Budget override fails to materialize

Maggie Hessel-Mial

Three votes made all the difference in the fight for answers to the $2.3 billion budget deficit.

House members were three votes shy of a two-thirds majority necessary to override Gov. Jesse Ventura’s veto of a House and Senate compromise budget bill.

Many legislators now feel frustrated and unsure of where important issues, such as education and health care, will stand.

Ninety nods were necessary to override the veto. Eighty-seven members voted for it, 44 against.

While senators anticipated an override in their chamber – had it made it through the House – many DFL representatives had problems with the bill and its cuts to education.

“The issue here is education, education, education,” said Rep.

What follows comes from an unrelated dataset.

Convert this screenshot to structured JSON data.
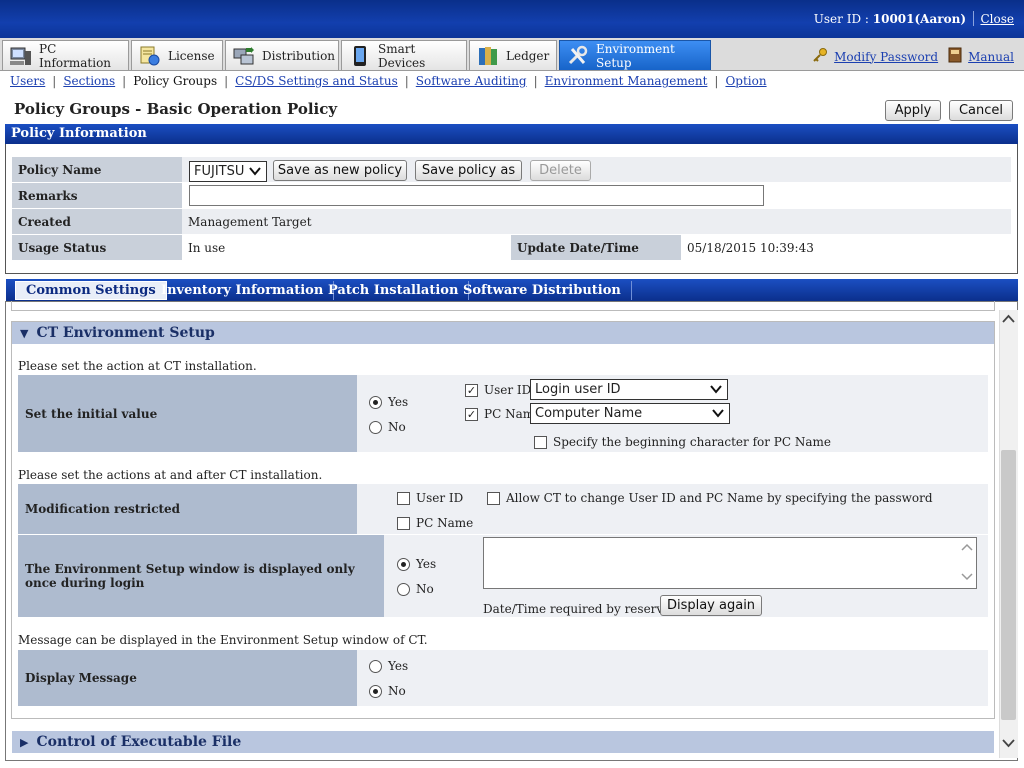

Lyndon Carlson, R-Crystal. “Our concern in higher education was the tuition increase factor even before the cuts under the bill were implemented.”

The bill was slated to cut $23.6 million from the University, $10 million less than Ventura’s proposed $33 million slice.

Policy-makers, such as Rep. Peggy Leppik, R-Golden Valley, who voted for the override, fear the legislation’s cuts are the best education can get in a time when solutions to the $2.3 billion deficit are hard to come by.

“We made a tremendous effort to minimize the impact on students because of allocation cuts,” Leppik said. “If we don’t override this veto, the governor may cut $70 million, which would certainly drive up tuition and compromise the quality education we have on each campus in this state.”

House members have the opportunity to call another motion to override the veto within 48 hours. Should the motion be voted down again, an override is out of the question, and legislators must start the process again.

Ventura can also use the power of unallotment and stop state funds from being distributed if the Legislature does not come to a decision.

This could mean major problems for programs and groups expecting funding.

John Wodele, the governor’s spokesman, said he didn’t think Ventura wanted to do so at this time.

“Unallotment is always an option for the governor, but he prefers the legislators take action to solve this,” Wodele said.

Taking away these funds is not something legislators said they want to see.

In the early 1980s, Gov. Al Quie came under fire for the unallottment of nearly $100 million dollars from state education and local aid, said Paul Watson, a member of the Senate Counsel.

“I think that the current governor is in somewhat of the same situation when it comes right down to it,” Watson said. “(Ventura) would rather have the heat taken by the Legislature.”

Should legislators vote again and still not override the veto, House members said they would have to go back and start over to balance the budget.

Carlson said he hopes education could be cut less, if at all, in the next bill.

“Constitutionally, we have to resolve this,” Carlson said. “Maybe it could get worse or maybe it could get better. We’re advocating that this could get better.”